21 febrero 2013

El Gran Mal.





Hoy este artículo se escribe a modo de experiencia.

Ayer en el trabajo comunicaron a una compañera que tenía que personarse en la sede central de su empresa a fin de mantener una ligera conversación con sus jefes le anunciaron estos. La conversación ya sabíamos cual era: la del despido o la de la pérdida de toda su antigüedad por un nuevo contrato (bajo la nueva ley) de unos meses en prueba y luego Dios dirá. Ante el ataque de ansiedad que sufrió fue enviada a casa para que pudiera afrontar su futuro, hoy, con más tranquilidad.

Mientras el resto de compañeras la veíamos marchar con lágrimas en los ojos y nos planteábamos nuestro ya más que evidente futuro, las conversaciones no se hicieron esperar.

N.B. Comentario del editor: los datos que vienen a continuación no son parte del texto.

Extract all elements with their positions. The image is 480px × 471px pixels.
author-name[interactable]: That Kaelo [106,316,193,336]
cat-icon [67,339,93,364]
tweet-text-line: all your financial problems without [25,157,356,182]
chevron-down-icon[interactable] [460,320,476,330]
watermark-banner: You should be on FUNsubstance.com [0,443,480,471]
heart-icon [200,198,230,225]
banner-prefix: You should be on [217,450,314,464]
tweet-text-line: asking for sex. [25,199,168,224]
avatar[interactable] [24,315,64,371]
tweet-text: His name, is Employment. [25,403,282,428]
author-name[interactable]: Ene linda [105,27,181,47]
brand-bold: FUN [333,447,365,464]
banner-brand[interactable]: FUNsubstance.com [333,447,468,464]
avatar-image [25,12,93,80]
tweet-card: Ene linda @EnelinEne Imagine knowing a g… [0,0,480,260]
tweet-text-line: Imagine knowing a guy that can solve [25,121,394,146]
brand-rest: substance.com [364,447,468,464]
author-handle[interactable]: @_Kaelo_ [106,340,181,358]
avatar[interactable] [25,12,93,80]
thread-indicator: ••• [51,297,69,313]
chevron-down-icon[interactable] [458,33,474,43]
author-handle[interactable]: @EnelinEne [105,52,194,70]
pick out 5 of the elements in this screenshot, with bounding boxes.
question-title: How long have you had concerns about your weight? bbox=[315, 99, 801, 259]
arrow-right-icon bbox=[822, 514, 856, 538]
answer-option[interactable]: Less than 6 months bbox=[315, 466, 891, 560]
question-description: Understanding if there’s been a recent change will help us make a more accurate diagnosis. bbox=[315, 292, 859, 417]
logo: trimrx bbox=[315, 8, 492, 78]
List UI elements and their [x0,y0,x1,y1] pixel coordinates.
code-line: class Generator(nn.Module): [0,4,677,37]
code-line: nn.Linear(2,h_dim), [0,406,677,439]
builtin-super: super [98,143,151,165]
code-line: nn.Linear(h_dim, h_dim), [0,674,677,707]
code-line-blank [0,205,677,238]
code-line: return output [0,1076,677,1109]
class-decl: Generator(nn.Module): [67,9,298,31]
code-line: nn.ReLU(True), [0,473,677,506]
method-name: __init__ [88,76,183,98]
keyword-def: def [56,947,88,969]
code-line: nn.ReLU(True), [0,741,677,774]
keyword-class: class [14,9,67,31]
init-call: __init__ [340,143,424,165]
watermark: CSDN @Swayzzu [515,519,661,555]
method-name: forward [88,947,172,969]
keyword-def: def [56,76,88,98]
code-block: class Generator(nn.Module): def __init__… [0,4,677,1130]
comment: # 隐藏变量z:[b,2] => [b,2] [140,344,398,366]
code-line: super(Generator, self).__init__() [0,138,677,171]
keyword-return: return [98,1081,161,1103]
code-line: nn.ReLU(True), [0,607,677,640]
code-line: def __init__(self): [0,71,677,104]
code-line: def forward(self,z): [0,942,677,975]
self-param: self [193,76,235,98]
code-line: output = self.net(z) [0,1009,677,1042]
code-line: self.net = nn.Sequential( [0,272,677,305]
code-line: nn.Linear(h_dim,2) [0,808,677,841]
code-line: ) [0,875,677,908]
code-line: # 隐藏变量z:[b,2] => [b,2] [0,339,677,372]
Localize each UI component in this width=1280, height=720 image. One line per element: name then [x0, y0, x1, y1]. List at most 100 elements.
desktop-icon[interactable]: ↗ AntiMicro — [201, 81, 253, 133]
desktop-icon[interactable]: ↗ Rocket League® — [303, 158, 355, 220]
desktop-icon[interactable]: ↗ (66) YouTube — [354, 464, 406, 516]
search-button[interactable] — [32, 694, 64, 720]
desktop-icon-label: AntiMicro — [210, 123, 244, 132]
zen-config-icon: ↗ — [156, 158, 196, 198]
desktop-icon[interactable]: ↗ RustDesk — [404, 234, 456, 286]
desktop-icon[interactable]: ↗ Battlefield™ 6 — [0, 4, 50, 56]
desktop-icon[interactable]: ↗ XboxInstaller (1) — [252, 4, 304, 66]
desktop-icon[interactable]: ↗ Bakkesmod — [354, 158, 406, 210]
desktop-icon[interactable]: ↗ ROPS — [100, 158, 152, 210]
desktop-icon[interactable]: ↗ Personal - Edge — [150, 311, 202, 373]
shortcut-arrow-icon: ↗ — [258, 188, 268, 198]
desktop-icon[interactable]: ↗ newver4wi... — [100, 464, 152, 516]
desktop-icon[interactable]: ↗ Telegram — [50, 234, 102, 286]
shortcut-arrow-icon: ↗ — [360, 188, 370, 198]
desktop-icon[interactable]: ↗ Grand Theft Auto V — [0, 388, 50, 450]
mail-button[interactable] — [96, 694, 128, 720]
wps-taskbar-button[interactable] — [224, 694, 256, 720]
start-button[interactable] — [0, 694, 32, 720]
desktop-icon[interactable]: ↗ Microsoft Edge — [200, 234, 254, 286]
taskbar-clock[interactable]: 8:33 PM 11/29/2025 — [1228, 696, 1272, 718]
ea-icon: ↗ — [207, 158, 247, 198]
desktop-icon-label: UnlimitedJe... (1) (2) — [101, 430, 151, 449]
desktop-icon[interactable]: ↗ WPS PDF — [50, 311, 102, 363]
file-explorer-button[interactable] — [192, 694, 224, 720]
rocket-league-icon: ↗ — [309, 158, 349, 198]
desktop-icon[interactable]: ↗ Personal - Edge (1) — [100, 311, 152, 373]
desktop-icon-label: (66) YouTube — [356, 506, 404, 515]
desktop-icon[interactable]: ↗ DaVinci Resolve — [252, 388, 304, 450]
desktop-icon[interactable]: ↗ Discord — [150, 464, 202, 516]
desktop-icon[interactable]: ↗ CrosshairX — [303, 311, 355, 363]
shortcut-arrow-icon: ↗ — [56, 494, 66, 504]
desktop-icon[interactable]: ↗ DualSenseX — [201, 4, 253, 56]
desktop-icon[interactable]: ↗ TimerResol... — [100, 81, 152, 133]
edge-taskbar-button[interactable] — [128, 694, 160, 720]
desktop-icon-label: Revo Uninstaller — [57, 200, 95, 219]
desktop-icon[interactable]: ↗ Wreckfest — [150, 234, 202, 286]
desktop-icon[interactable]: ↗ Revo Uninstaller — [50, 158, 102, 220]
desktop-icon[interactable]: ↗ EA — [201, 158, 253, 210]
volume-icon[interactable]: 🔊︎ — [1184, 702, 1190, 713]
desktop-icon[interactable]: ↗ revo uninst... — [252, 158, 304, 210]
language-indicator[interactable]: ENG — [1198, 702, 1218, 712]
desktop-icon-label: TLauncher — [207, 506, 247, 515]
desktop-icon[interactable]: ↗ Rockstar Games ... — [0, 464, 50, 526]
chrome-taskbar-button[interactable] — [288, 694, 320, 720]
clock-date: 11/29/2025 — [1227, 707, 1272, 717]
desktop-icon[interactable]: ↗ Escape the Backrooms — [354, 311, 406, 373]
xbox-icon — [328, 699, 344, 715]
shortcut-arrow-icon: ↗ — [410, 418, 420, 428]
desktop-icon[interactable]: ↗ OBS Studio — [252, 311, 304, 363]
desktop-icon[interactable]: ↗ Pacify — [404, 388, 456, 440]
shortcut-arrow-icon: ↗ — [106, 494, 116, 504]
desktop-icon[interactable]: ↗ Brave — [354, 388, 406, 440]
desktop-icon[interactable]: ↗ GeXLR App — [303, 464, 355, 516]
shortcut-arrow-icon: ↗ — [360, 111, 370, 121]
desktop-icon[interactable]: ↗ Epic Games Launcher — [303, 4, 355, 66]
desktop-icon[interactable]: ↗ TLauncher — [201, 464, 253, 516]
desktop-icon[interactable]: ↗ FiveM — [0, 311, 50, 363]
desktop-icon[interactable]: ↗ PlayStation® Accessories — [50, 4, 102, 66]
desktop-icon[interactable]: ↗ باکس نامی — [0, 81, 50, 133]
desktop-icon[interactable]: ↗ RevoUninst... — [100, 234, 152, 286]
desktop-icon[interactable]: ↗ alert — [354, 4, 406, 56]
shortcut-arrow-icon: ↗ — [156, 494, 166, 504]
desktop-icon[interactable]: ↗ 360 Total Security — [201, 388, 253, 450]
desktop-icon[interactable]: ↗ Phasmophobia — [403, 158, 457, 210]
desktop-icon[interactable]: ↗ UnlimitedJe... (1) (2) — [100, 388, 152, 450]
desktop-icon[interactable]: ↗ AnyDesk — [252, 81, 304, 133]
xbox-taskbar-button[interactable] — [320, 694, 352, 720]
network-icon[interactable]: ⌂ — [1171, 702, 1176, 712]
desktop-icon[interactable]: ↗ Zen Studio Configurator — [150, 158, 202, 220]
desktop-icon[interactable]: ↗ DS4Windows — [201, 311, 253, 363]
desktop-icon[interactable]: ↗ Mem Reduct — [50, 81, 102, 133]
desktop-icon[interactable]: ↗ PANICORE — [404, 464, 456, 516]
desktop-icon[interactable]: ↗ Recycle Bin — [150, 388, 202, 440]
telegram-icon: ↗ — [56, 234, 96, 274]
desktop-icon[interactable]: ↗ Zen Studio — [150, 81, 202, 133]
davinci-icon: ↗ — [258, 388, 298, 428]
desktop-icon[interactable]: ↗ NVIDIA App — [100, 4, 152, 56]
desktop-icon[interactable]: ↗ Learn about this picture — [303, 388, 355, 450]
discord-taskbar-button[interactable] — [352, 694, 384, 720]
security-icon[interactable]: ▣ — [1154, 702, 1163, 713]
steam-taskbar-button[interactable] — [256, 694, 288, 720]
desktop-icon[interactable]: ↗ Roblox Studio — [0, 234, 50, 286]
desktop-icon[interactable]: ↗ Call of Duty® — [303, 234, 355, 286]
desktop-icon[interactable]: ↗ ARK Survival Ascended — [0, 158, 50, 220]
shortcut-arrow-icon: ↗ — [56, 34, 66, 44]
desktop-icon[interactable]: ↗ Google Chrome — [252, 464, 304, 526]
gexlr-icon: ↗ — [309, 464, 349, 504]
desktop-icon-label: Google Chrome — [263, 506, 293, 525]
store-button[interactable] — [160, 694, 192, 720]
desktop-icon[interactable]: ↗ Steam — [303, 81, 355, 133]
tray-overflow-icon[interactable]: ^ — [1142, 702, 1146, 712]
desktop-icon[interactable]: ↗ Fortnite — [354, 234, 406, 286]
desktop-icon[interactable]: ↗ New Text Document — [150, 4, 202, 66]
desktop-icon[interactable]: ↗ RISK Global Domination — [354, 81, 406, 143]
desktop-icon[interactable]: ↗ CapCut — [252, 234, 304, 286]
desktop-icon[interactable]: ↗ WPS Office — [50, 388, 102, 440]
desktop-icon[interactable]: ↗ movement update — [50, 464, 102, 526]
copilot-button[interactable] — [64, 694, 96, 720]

Una compañera mayor, que se harto de correr ante los grises me decía que no entendía como en tan poco tiempo se habían perdido tantas cosas por las que ella y tantos otros lucharon. Todo se había desvanecido a la primera de cambio. “Márchate” me dijo, “aquí ya no hay nada”.

Hablamos y hablamos, y yo le conté que era nieta de emigrantes por ambos bandos: mi abuelo paterno pasó media vida en Alemania trabajando y viajando a España constantemente para ver a su mujer y a sus hijos que se quedaron aquí. Por parte materna, mis abuelos fueron unos de esos miles de españoles que cruzaron los Pirineos a pie para escapar de un futuro inexistente. Y luego volvieron, cuando se jubilaron en este último caso.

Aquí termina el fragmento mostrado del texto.